As is clear from the above description, according to the present invention, it is possible to determine the advance angle of the ignition timing in a highly accurate and stable manner according to the required advance angle characteristic corresponding to the rotation speed, and also to determine the advance angle of the internal combustion engine. It is possible to give an appropriate advance angle to the ignition timing that is compatible with both the number of cylinders and the negative pressure inside the cylinder.

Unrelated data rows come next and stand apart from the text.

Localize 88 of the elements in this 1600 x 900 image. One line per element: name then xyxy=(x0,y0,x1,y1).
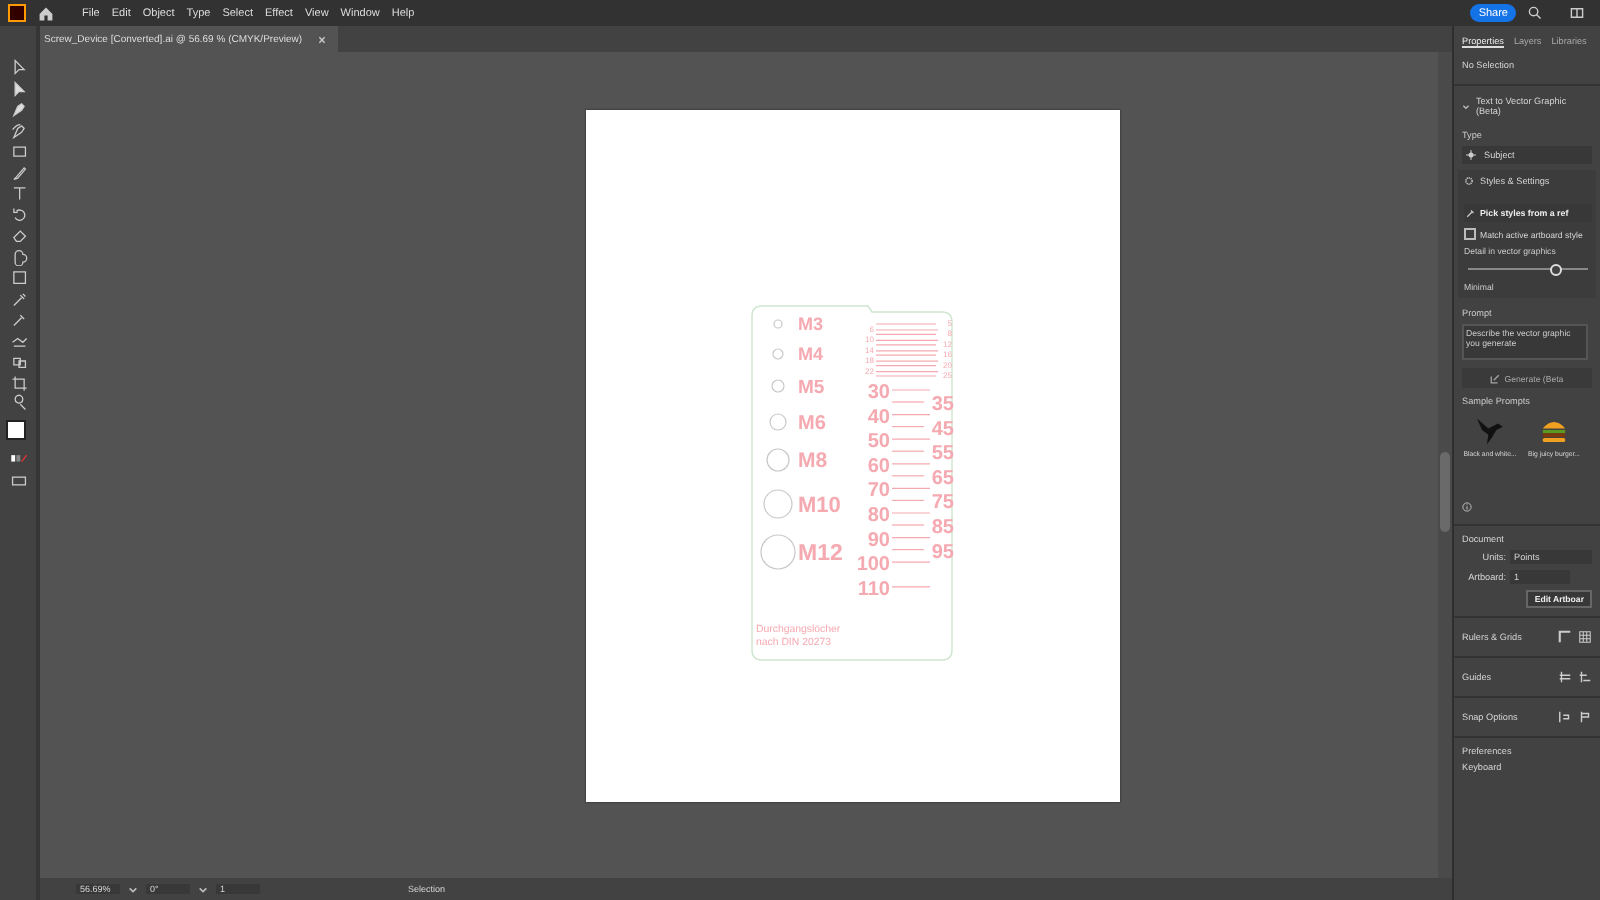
snap-icon[interactable] xyxy=(1558,710,1572,724)
size-label: M4 xyxy=(798,344,824,365)
hole-circle xyxy=(772,348,784,360)
scale-label: 90 xyxy=(867,529,890,552)
tick-line xyxy=(891,389,931,391)
hole-circle xyxy=(773,319,783,329)
tick-line xyxy=(891,561,931,563)
fill-stroke-swatch[interactable] xyxy=(6,419,30,443)
hole-circle xyxy=(766,448,790,472)
eraser-icon[interactable] xyxy=(9,226,27,244)
selection-arrow-icon[interactable] xyxy=(9,58,27,76)
tick-line xyxy=(875,365,937,367)
hole-circle xyxy=(760,534,796,570)
tick-line xyxy=(891,414,931,416)
size-label: M10 xyxy=(798,493,841,518)
scale-label: 30 xyxy=(867,382,890,404)
color-mode-icon[interactable] xyxy=(9,450,27,468)
brush-icon[interactable] xyxy=(9,163,27,181)
scale-label: 35 xyxy=(931,394,954,416)
eyedropper-icon xyxy=(1466,208,1476,218)
home-icon[interactable] xyxy=(38,5,54,21)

[Brief Description of the Drawings] Fig. 1 is a signal waveform diagram showing the operating principle of the ignition device of the present invention;
Fig. 2 is a signal waveform diagram showing an enlarged partial signal waveform, Fig. 3 is a circuit diagram showing its basic circuit configuration, and Fig. 3 is a block diagram showing an example of its concrete construction. It is a diagram. SW...Selector switch, ■...Constant current circuit, VR...Reference voltage generator, CMP...Level comparator, l...Current amplifier, C...Reference pulse generator, 3.・・Constant current source circuit, (9) G...Rotation @ voltage converter, ! ...voltage-current converter, 6...capacitor for ignition timing determination, 7...level comparator, g...switching circuit, ri...switch circuit, /θ, //...voltage conversion /2...Adder, /3...Ignition coil. Patent applicant: Fuji Electric Manufacturing Co., Ltd. Agent: Yoshi Tani - (10)

Claims (1)

[Claims] /) Charge a capacitor to a predetermined voltage in the first half of the rotation cycle of the ignition device of the internal combustion engine, and perform constant current discharge to the capacitor down to zero voltage in the second half of the rotation cycle with a current value corresponding to the rotation speed of the internal combustion engine. electronic ignition, wherein the advance of ignition timing is determined by comparing the terminal voltage of the capacitor during constant current discharge with a reference voltage corresponding to the rotational speed and negative pressure of the internal combustion engine. Device.